J’arrive à l’heure pile pour voir Valls. Il y a beaucoup de monde car l’individu clive. On aime ou on déteste. A
Libé,
on aime peu, au vu du bilan qu’il laisse derrière lui. Beaucoup de questions pour l’ex-Premier ministre. L’arène de
Libé
a converti en taureau celui qui se prenait pour un toréador. Le taureau fonce sur les questions les unes après les autres. Il a réponse à tout car
lui, il a «un bilan».
Je vous évite les réponses techniques - comme le rappelle le grand Coluche :
«Technocrates, c’est les mecs que, quand tu leur poses une question, une fois qu’ils ont fini de répondre, tu comprends plus la question que t’as posée !»

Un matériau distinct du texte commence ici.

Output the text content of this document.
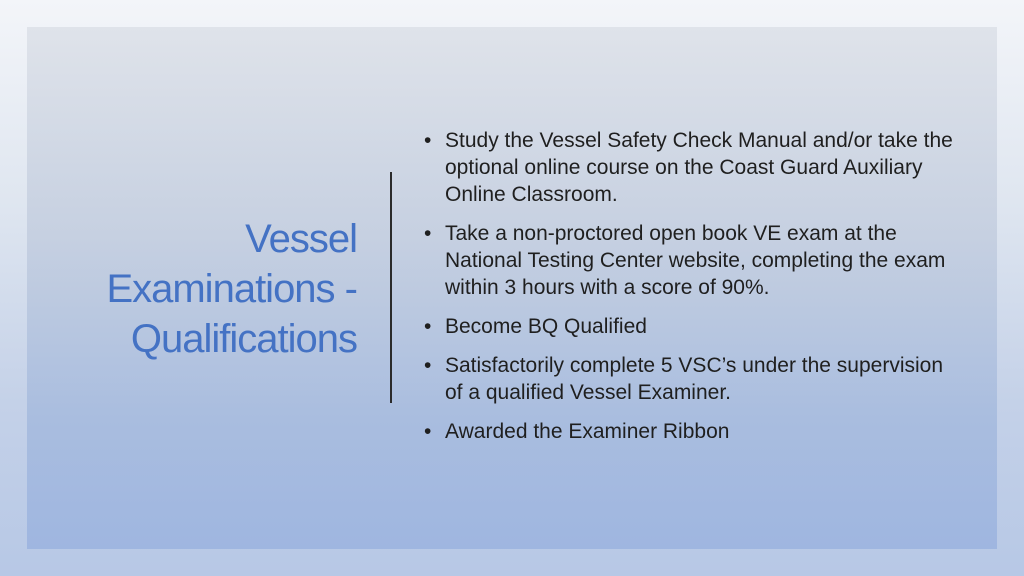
Vessel
Examinations -
Qualifications
• Study the Vessel Safety Check Manual and/or take the optional online course on the Coast Guard Auxiliary Online Classroom.
• Take a non-proctored open book VE exam at the National Testing Center website, completing the exam within 3 hours with a score of 90%.
• Become BQ Qualified
• Satisfactorily complete 5 VSC’s under the supervision of a qualified Vessel Examiner.
• Awarded the Examiner Ribbon
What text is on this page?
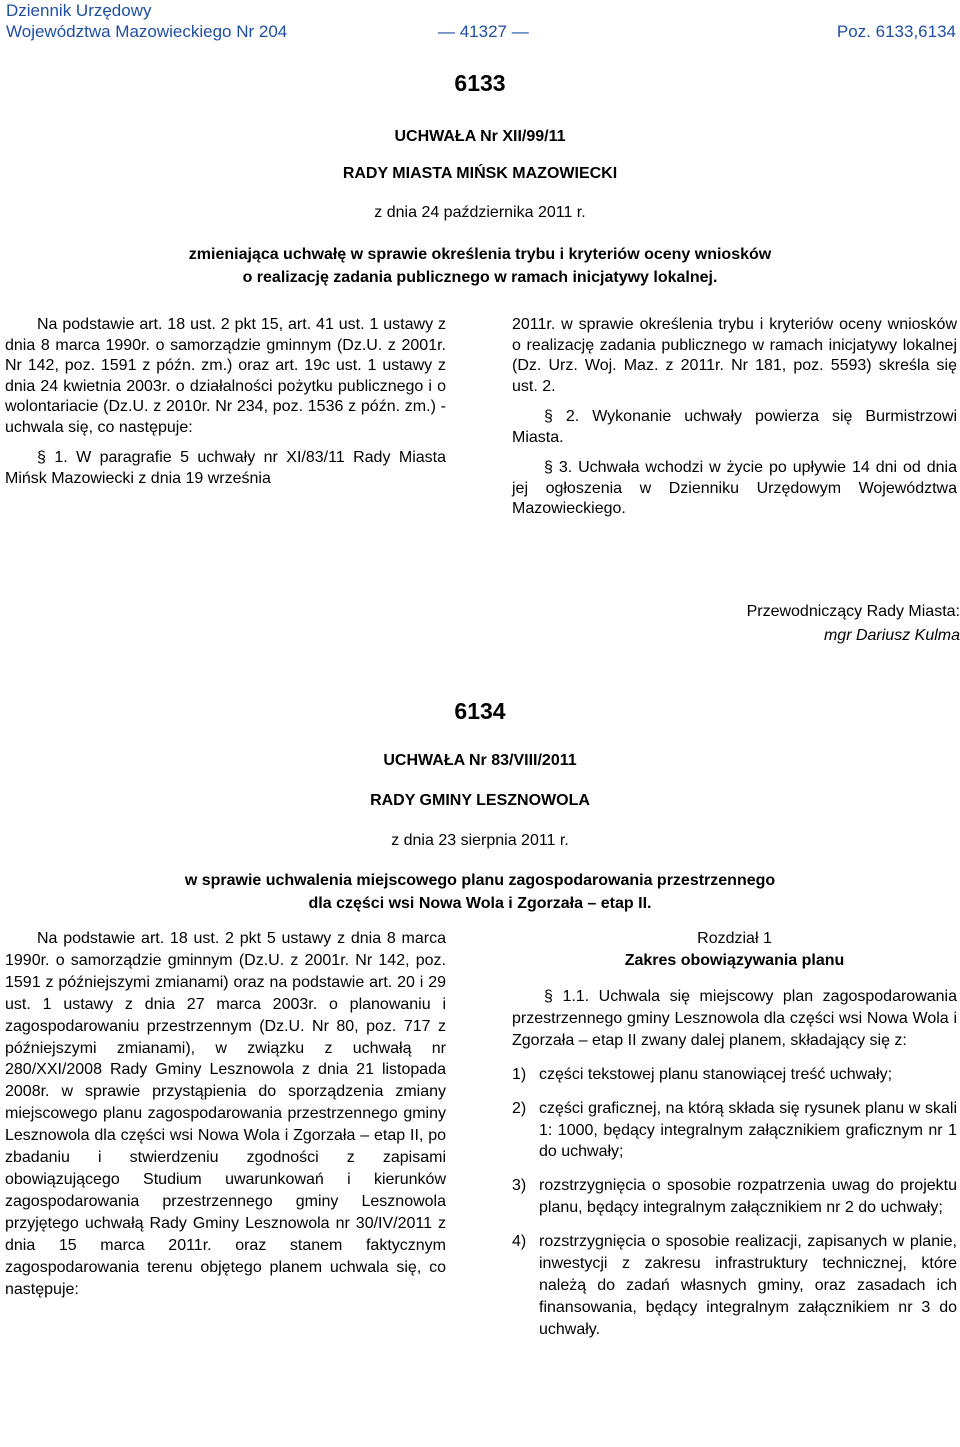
Dziennik Urzędowy
Województwa Mazowieckiego Nr 204	Poz. 6133,6134
— 41327 —
6133
UCHWAŁA Nr XII/99/11
RADY MIASTA MIŃSK MAZOWIECKI
z dnia 24 października 2011 r.
zmieniająca uchwałę w sprawie określenia trybu i kryteriów oceny wniosków
o realizację zadania publicznego w ramach inicjatywy lokalnej.

Na podstawie art. 18 ust. 2 pkt 15, art. 41 ust. 1 ustawy z dnia 8 marca 1990r. o samorządzie gminnym (Dz.U. z 2001r. Nr 142, poz. 1591 z późn. zm.) oraz art. 19c ust. 1 ustawy z dnia 24 kwietnia 2003r. o działalności pożytku publicznego i o wolontariacie (Dz.U. z 2010r. Nr 234, poz. 1536 z późn. zm.) - uchwala się, co następuje:

§ 1. W paragrafie 5 uchwały nr XI/83/11 Rady Miasta Mińsk Mazowiecki z dnia 19 września

2011r. w sprawie określenia trybu i kryteriów oceny wniosków o realizację zadania publicznego w ramach inicjatywy lokalnej (Dz. Urz. Woj. Maz. z 2011r. Nr 181, poz. 5593) skreśla się ust. 2.

§ 2. Wykonanie uchwały powierza się Burmistrzowi Miasta.

§ 3. Uchwała wchodzi w życie po upływie 14 dni od dnia jej ogłoszenia w Dzienniku Urzędowym Województwa Mazowieckiego.

Przewodniczący Rady Miasta:
mgr Dariusz Kulma
6134
UCHWAŁA Nr 83/VIII/2011
RADY GMINY LESZNOWOLA
z dnia 23 sierpnia 2011 r.
w sprawie uchwalenia miejscowego planu zagospodarowania przestrzennego
dla części wsi Nowa Wola i Zgorzała – etap II.

Na podstawie art. 18 ust. 2 pkt 5 ustawy z dnia 8 marca 1990r. o samorządzie gminnym (Dz.U. z 2001r. Nr 142, poz. 1591 z późniejszymi zmianami) oraz na podstawie art. 20 i 29 ust. 1 ustawy z dnia 27 marca 2003r. o planowaniu i zagospodarowaniu przestrzennym (Dz.U. Nr 80, poz. 717 z późniejszymi zmianami), w związku z uchwałą nr 280/XXI/2008 Rady Gminy Lesznowola z dnia 21 listopada 2008r. w sprawie przystąpienia do sporządzenia zmiany miejscowego planu zagospodarowania przestrzennego gminy Lesznowola dla części wsi Nowa Wola i Zgorzała – etap II, po zbadaniu i stwierdzeniu zgodności z zapisami obowiązującego Studium uwarunkowań i kierunków zagospodarowania przestrzennego gminy Lesznowola przyjętego uchwałą Rady Gminy Lesznowola nr 30/IV/2011 z dnia 15 marca 2011r. oraz stanem faktycznym zagospodarowania terenu objętego planem uchwala się, co następuje:

Rozdział 1
Zakres obowiązywania planu

§ 1.1. Uchwala się miejscowy plan zagospodarowania przestrzennego gminy Lesznowola dla części wsi Nowa Wola i Zgorzała – etap II zwany dalej planem, składający się z:

1) części tekstowej planu stanowiącej treść uchwały;
2) części graficznej, na którą składa się rysunek planu w skali 1: 1000, będący integralnym załącznikiem graficznym nr 1 do uchwały;
3) rozstrzygnięcia o sposobie rozpatrzenia uwag do projektu planu, będący integralnym załącznikiem nr 2 do uchwały;
4) rozstrzygnięcia o sposobie realizacji, zapisanych w planie, inwestycji z zakresu infrastruktury technicznej, które należą do zadań własnych gminy, oraz zasadach ich finansowania, będący integralnym załącznikiem nr 3 do uchwały.
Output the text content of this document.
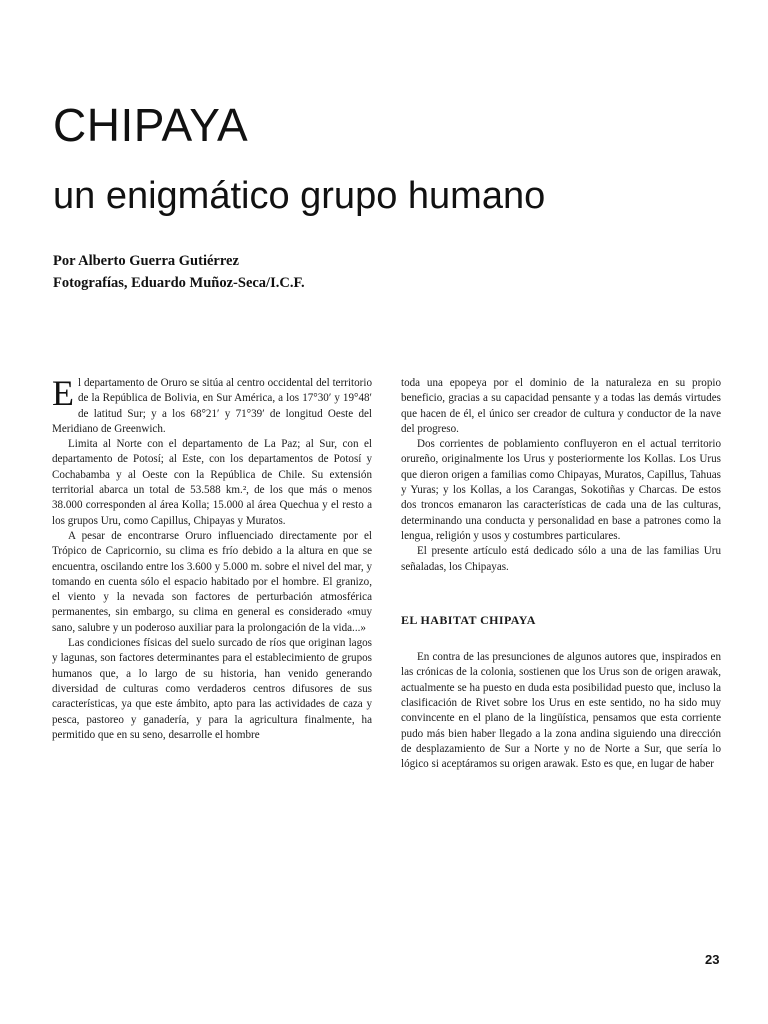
CHIPAYA
un enigmático grupo humano
Por Alberto Guerra Gutiérrez
Fotografías, Eduardo Muñoz-Seca/I.C.F.

El departamento de Oruro se sitúa al centro occidental del territorio de la República de Bolivia, en Sur América, a los 17°30′ y 19°48′ de latitud Sur; y a los 68°21′ y 71°39′ de longitud Oeste del Meridiano de Greenwich.

Limita al Norte con el departamento de La Paz; al Sur, con el departamento de Potosí; al Este, con los departamentos de Potosí y Cochabamba y al Oeste con la República de Chile. Su extensión territorial abarca un total de 53.588 km.², de los que más o menos 38.000 corresponden al área Kolla; 15.000 al área Quechua y el resto a los grupos Uru, como Capillus, Chipayas y Muratos.

A pesar de encontrarse Oruro influenciado directamente por el Trópico de Capricornio, su clima es frío debido a la altura en que se encuentra, oscilando entre los 3.600 y 5.000 m. sobre el nivel del mar, y tomando en cuenta sólo el espacio habitado por el hombre. El granizo, el viento y la nevada son factores de perturbación atmosférica permanentes, sin embargo, su clima en general es considerado «muy sano, salubre y un poderoso auxiliar para la prolongación de la vida...»

Las condiciones físicas del suelo surcado de ríos que originan lagos y lagunas, son factores determinantes para el establecimiento de grupos humanos que, a lo largo de su historia, han venido generando diversidad de culturas como verdaderos centros difusores de sus características, ya que este ámbito, apto para las actividades de caza y pesca, pastoreo y ganadería, y para la agricultura finalmente, ha permitido que en su seno, desarrolle el hombre

toda una epopeya por el dominio de la naturaleza en su propio beneficio, gracias a su capacidad pensante y a todas las demás virtudes que hacen de él, el único ser creador de cultura y conductor de la nave del progreso.

Dos corrientes de poblamiento confluyeron en el actual territorio orureño, originalmente los Urus y posteriormente los Kollas. Los Urus que dieron origen a familias como Chipayas, Muratos, Capillus, Tahuas y Yuras; y los Kollas, a los Carangas, Sokotiñas y Charcas. De estos dos troncos emanaron las características de cada una de las culturas, determinando una conducta y personalidad en base a patrones como la lengua, religión y usos y costumbres particulares.

El presente artículo está dedicado sólo a una de las familias Uru señaladas, los Chipayas.

EL HABITAT CHIPAYA

En contra de las presunciones de algunos autores que, inspirados en las crónicas de la colonia, sostienen que los Urus son de origen arawak, actualmente se ha puesto en duda esta posibilidad puesto que, incluso la clasificación de Rivet sobre los Urus en este sentido, no ha sido muy convincente en el plano de la lingüística, pensamos que esta corriente pudo más bien haber llegado a la zona andina siguiendo una dirección de desplazamiento de Sur a Norte y no de Norte a Sur, que sería lo lógico si aceptáramos su origen arawak. Esto es que, en lugar de haber

23
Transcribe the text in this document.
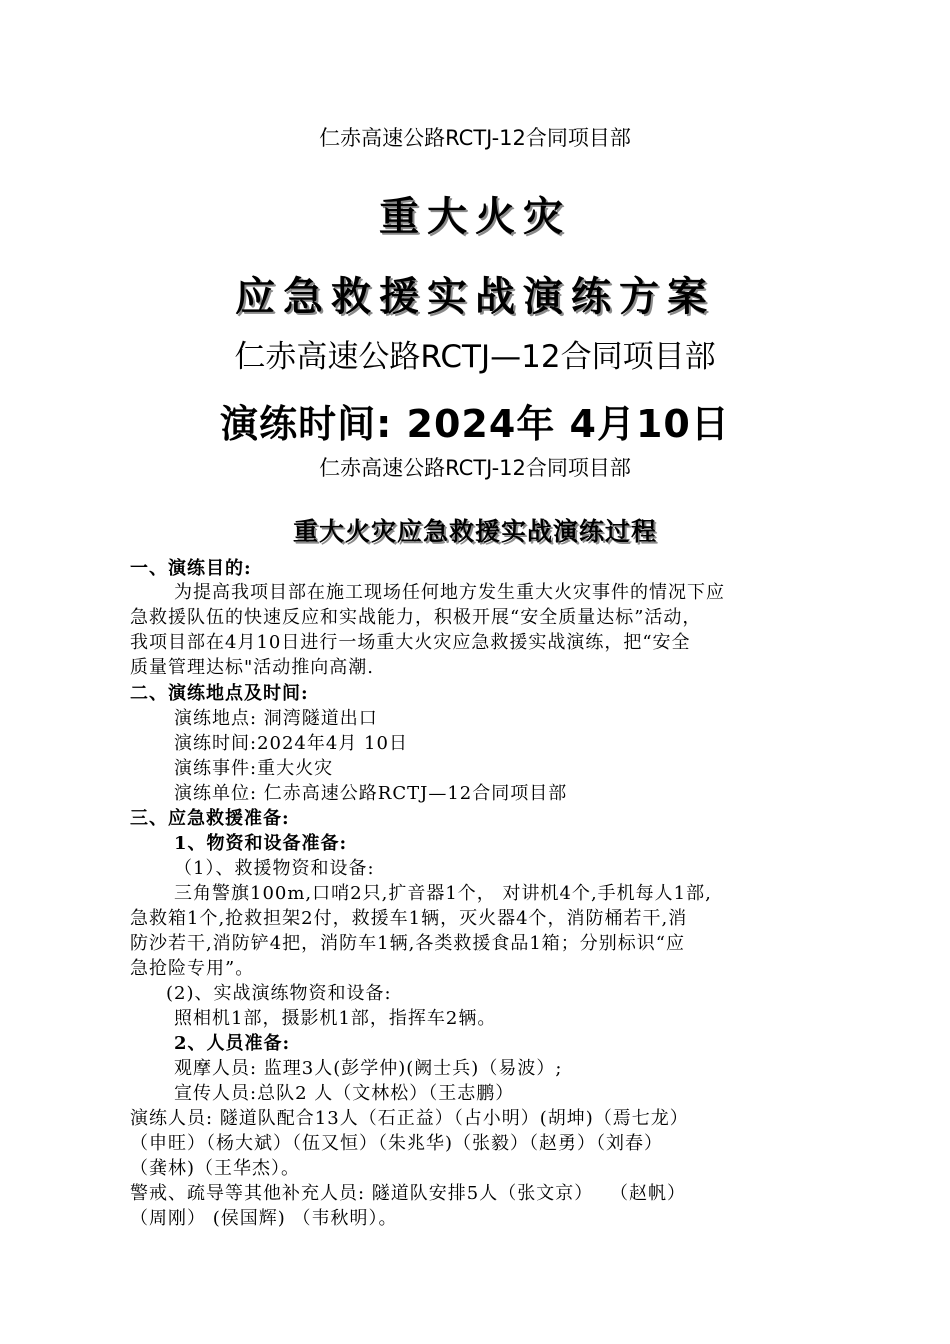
仁赤高速公路RCTJ-12合同项目部
重大火灾
应急救援实战演练方案
仁赤高速公路RCTJ—12合同项目部
演练时间: 2024年 4月10日
仁赤高速公路RCTJ-12合同项目部
重大火灾应急救援实战演练过程
一、演练目的:
为提高我项目部在施工现场任何地方发生重大火灾事件的情况下应
急救援队伍的快速反应和实战能力，积极开展“安全质量达标”活动，
我项目部在4月10日进行一场重大火灾应急救援实战演练，把“安全
质量管理达标"活动推向高潮.
二、演练地点及时间:
演练地点: 洞湾隧道出口
演练时间:2024年4月 10日
演练事件:重大火灾
演练单位: 仁赤高速公路RCTJ—12合同项目部
三、应急救援准备:
1、物资和设备准备:
（1）、救援物资和设备:
三角警旗100m,口哨2只,扩音器1个， 对讲机4个,手机每人1部,
急救箱1个,抢救担架2付，救援车1辆，灭火器4个，消防桶若干,消
防沙若干,消防铲4把，消防车1辆,各类救援食品1箱；分别标识“应
急抢险专用”。
(2)、实战演练物资和设备:
照相机1部，摄影机1部，指挥车2辆。
2、人员准备:
观摩人员: 监理3人(彭学仲)(阙士兵)（易波）;
宣传人员:总队2 人（文林松）（王志鹏）
演练人员: 隧道队配合13人（石正益）（占小明）(胡坤)（焉七龙）
（申旺）（杨大斌）（伍又恒）（朱兆华)（张毅）（赵勇）（刘春）
（龚林)（王华杰）。
警戒、疏导等其他补充人员: 隧道队安排5人（张文京）　 （赵帆）
（周刚） (侯国辉) （韦秋明）。
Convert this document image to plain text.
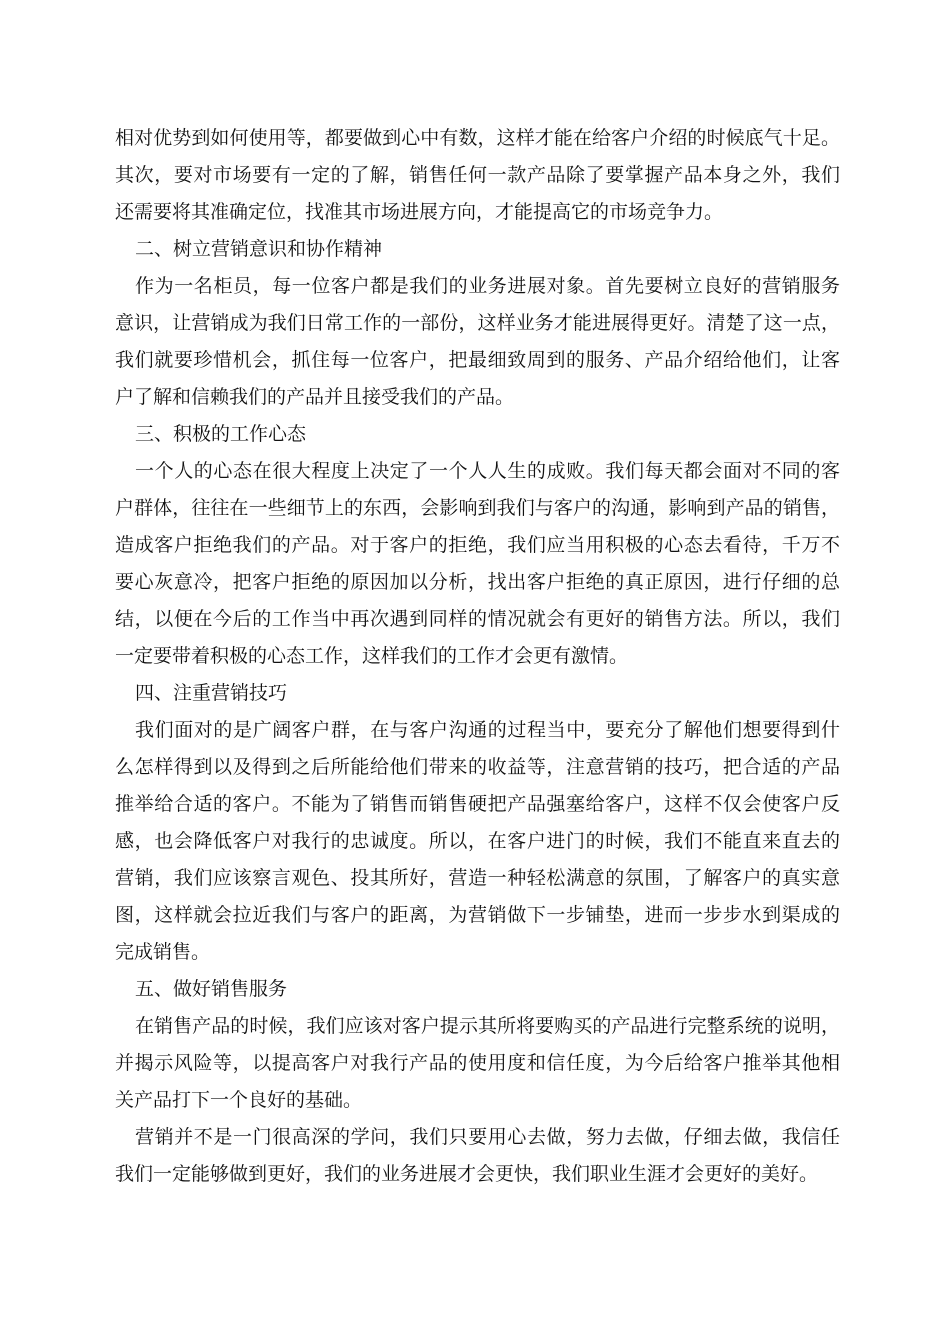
相对优势到如何使用等，都要做到心中有数，这样才能在给客户介绍的时候底气十足。
其次，要对市场要有一定的了解，销售任何一款产品除了要掌握产品本身之外，我们
还需要将其准确定位，找准其市场进展方向，才能提高它的市场竞争力。
二、树立营销意识和协作精神
作为一名柜员，每一位客户都是我们的业务进展对象。首先要树立良好的营销服务
意识，让营销成为我们日常工作的一部份，这样业务才能进展得更好。清楚了这一点，
我们就要珍惜机会，抓住每一位客户，把最细致周到的服务、产品介绍给他们，让客
户了解和信赖我们的产品并且接受我们的产品。
三、积极的工作心态
一个人的心态在很大程度上决定了一个人人生的成败。我们每天都会面对不同的客
户群体，往往在一些细节上的东西，会影响到我们与客户的沟通，影响到产品的销售，
造成客户拒绝我们的产品。对于客户的拒绝，我们应当用积极的心态去看待，千万不
要心灰意冷，把客户拒绝的原因加以分析，找出客户拒绝的真正原因，进行仔细的总
结，以便在今后的工作当中再次遇到同样的情况就会有更好的销售方法。所以，我们
一定要带着积极的心态工作，这样我们的工作才会更有激情。
四、注重营销技巧
我们面对的是广阔客户群，在与客户沟通的过程当中，要充分了解他们想要得到什
么怎样得到以及得到之后所能给他们带来的收益等，注意营销的技巧，把合适的产品
推举给合适的客户。不能为了销售而销售硬把产品强塞给客户，这样不仅会使客户反
感，也会降低客户对我行的忠诚度。所以，在客户进门的时候，我们不能直来直去的
营销，我们应该察言观色、投其所好，营造一种轻松满意的氛围，了解客户的真实意
图，这样就会拉近我们与客户的距离，为营销做下一步铺垫，进而一步步水到渠成的
完成销售。
五、做好销售服务
在销售产品的时候，我们应该对客户提示其所将要购买的产品进行完整系统的说明，
并揭示风险等，以提高客户对我行产品的使用度和信任度，为今后给客户推举其他相
关产品打下一个良好的基础。
营销并不是一门很高深的学问，我们只要用心去做，努力去做，仔细去做，我信任
我们一定能够做到更好，我们的业务进展才会更快，我们职业生涯才会更好的美好。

Nous y voilà donc et tout y passe : social, logement, écologie, Adama Traoré, même la dépénalisation du cannabis. Valls confirme sa bipolarité. Quand un journaliste lui rappelle que le pragmatisme dont il se targue n’a rien à voir avec sa politique, il contourne la question comme un taureau.
Vient mon tour, on me donne la parole, je m'exécute : «Peut-on être de gauche et raciste ?» Valls aime le mano a mano, dire qu'il a raison, que l'autorité, c'est lui. Je ne vous cache pas que Valls a déjà assez de détracteurs pour rajouter mon nom à la liste. Moi qui suis français depuis toujours, je regarde ce Français naturalisé, ce migrant en confiance, et je me dis : «Mais qu'a-t-il fait du socialisme ?» J'ai l'impression de vivre un moment historique en étant en présence d'un candidat qui n'a de socialiste que la carte. Comme un taureau qui voudrait qu'on l'aime, Valls a, pendant le quinquennat, essayé de mettre à mort plusieurs leaders de son parti.
Aujourd'hui, certains se vengent et lui enfoncent un par un des piques dans le dos. Pris entre Macron et Mélenchon, le bon sens et la rancœur, Valls a, a priori, peu de chance de s'en sortir. Valls ne m'a jamais autant permis de me sentir français. Je me croyais français tout court et lui m'a fait croire que j'étais français en sursis. Nous avons vécu dans une tension dont je ne pensais pas la gauche capable. Valls me demande «si c'est [moi] qui décide qui est de gauche et qui ne l'est pas». Dans l'absolu non, pas de manière sommaire, mais quand j'ai ma carte d'électeur oui. Valls a oublié que la politique est faite par une élite pour une majorité. Il y a des cicatrices qui ne se refermeront jamais, de la déchéance de nationalité à la loi travail. Un taureau peut-il utiliser le 49.3 pour ne pas mourir ? Réponse fin janvier.